In mathematics, secondary calculus is a proposed expansion of classical differential calculus on manifolds, to the "space" of solutions of a (nonlinear) partial differential equation. It is a sophisticated theory at the level of jet spaces and employing algebraic methods.

== Secondary calculus ==

Secondary calculus acts on the space of solutions of a system of partial differential equations (usually nonlinear equations). When the number of independent variables is zero (i.e. the equations are all algebraic) secondary calculus reduces to classical differential calculus.

All objects in secondary calculus are cohomology classes of differential complexes growing on diffieties. The latter are, in the framework of secondary calculus, the analog of smooth manifolds.

== Cohomological physics ==

Cohomological physics was born with Gauss's theorem, describing the electric charge contained inside a given surface in terms of the flux of the electric field through the surface itself. Flux is the integral of a differential form and, consequently, a de Rham cohomology class. It is not by chance that formulas of this kind, such as the well known Stokes formula, though being a natural part of classical differential calculus, have entered in modern mathematics from physics.

== Classical analogues ==

All the constructions in classical differential calculus have an analog in secondary calculus. For instance, higher symmetries of a system of partial differential equations are the analog of vector fields on differentiable manifolds. The Euler operator, which associates to each variational problem the corresponding Euler–Lagrange equation, is the analog of the classical differential associating to a function on a variety its differential. The Euler operator is a secondary differential operator of first order, even if, according to its expression in local coordinates, it looks like one of infinite order. More generally, the analog of differential forms in secondary calculus are the elements of the first term of the so-called C-spectral sequence, and so on.

The simplest diffieties are infinite prolongations of partial differential equations, which are subvarieties of infinite jet spaces. The latter are infinite dimensional varieties that can not be studied by means of standard functional analysis.
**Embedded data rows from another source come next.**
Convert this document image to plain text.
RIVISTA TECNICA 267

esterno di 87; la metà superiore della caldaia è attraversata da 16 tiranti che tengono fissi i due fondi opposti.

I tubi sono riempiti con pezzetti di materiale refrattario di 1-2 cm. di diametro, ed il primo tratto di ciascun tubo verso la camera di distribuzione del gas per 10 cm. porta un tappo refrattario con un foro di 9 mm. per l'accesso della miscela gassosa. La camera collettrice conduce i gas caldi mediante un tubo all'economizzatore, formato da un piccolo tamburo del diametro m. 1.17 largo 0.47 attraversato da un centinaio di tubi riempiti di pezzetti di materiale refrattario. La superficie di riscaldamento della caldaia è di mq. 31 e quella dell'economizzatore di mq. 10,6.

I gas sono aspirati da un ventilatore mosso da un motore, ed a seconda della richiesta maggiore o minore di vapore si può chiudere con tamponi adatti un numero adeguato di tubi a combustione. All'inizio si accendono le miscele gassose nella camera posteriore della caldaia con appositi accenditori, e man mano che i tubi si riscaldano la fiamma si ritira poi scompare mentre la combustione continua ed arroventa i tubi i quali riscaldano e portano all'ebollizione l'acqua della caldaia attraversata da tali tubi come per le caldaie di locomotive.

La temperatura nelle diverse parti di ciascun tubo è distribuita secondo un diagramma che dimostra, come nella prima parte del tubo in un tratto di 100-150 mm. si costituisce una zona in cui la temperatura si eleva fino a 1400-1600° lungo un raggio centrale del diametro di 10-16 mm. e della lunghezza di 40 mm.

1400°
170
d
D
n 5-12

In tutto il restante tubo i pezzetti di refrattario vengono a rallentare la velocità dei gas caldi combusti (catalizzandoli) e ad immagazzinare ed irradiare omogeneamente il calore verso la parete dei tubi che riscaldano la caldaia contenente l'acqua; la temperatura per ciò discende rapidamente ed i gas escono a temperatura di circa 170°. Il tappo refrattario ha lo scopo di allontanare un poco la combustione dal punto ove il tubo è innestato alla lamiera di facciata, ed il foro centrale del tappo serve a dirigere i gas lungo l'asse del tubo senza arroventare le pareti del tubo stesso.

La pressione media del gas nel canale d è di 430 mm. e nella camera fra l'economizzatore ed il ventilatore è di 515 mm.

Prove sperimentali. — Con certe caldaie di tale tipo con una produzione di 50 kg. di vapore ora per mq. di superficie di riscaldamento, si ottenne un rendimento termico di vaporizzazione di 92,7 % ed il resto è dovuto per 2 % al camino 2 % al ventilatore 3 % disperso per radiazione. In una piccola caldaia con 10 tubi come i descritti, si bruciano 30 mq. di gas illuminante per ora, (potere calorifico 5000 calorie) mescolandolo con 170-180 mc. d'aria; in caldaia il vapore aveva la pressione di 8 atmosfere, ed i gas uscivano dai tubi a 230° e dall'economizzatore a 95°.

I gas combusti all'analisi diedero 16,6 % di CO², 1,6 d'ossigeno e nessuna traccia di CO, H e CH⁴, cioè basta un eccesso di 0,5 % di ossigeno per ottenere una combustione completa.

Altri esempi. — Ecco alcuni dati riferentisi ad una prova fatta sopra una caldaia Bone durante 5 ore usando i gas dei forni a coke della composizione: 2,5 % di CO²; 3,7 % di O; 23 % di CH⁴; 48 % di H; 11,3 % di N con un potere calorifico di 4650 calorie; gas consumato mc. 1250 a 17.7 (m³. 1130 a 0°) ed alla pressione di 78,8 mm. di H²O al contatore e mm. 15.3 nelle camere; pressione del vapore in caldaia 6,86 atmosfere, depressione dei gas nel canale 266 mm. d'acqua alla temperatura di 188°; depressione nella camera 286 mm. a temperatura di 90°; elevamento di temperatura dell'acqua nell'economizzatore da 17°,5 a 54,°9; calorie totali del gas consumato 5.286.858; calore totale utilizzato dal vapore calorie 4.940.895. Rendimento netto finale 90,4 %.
On the contrary, the most natural language in which to study these objects is differential calculus over commutative algebras. Therefore, the latter must be regarded as a fundamental tool of secondary calculus. On the other hand, differential calculus over commutative algebras gives the possibility to develop algebraic geometry as if it were differential geometry.

== Theoretical physics ==

Recent developments of particle physics, based on quantum field theories and its generalizations, have led to understand the deep cohomological nature of the quantities describing both classical and quantum fields. The turning point was the discovery of the famous BRST transformation. For instance, it was understood that observables in field theory are classes in horizontal de Rham cohomology which are invariant under the corresponding gauge group and so on. This current in modern theoretical physics is called Cohomological Physics.

It is relevant that secondary calculus and cohomological physics, which developed for twenty years independently from each other, arrived at the same results. Their confluence took place at the international conference Secondary Calculus and Cohomological Physics (Moscow, August 24–30, 1997).

== Prospects ==

A large number of modern mathematical theories harmoniously converges in the framework of secondary calculus, for instance: commutative algebra and algebraic geometry, homological algebra and differential topology, Lie group and Lie algebra theory, differential geometry, etc.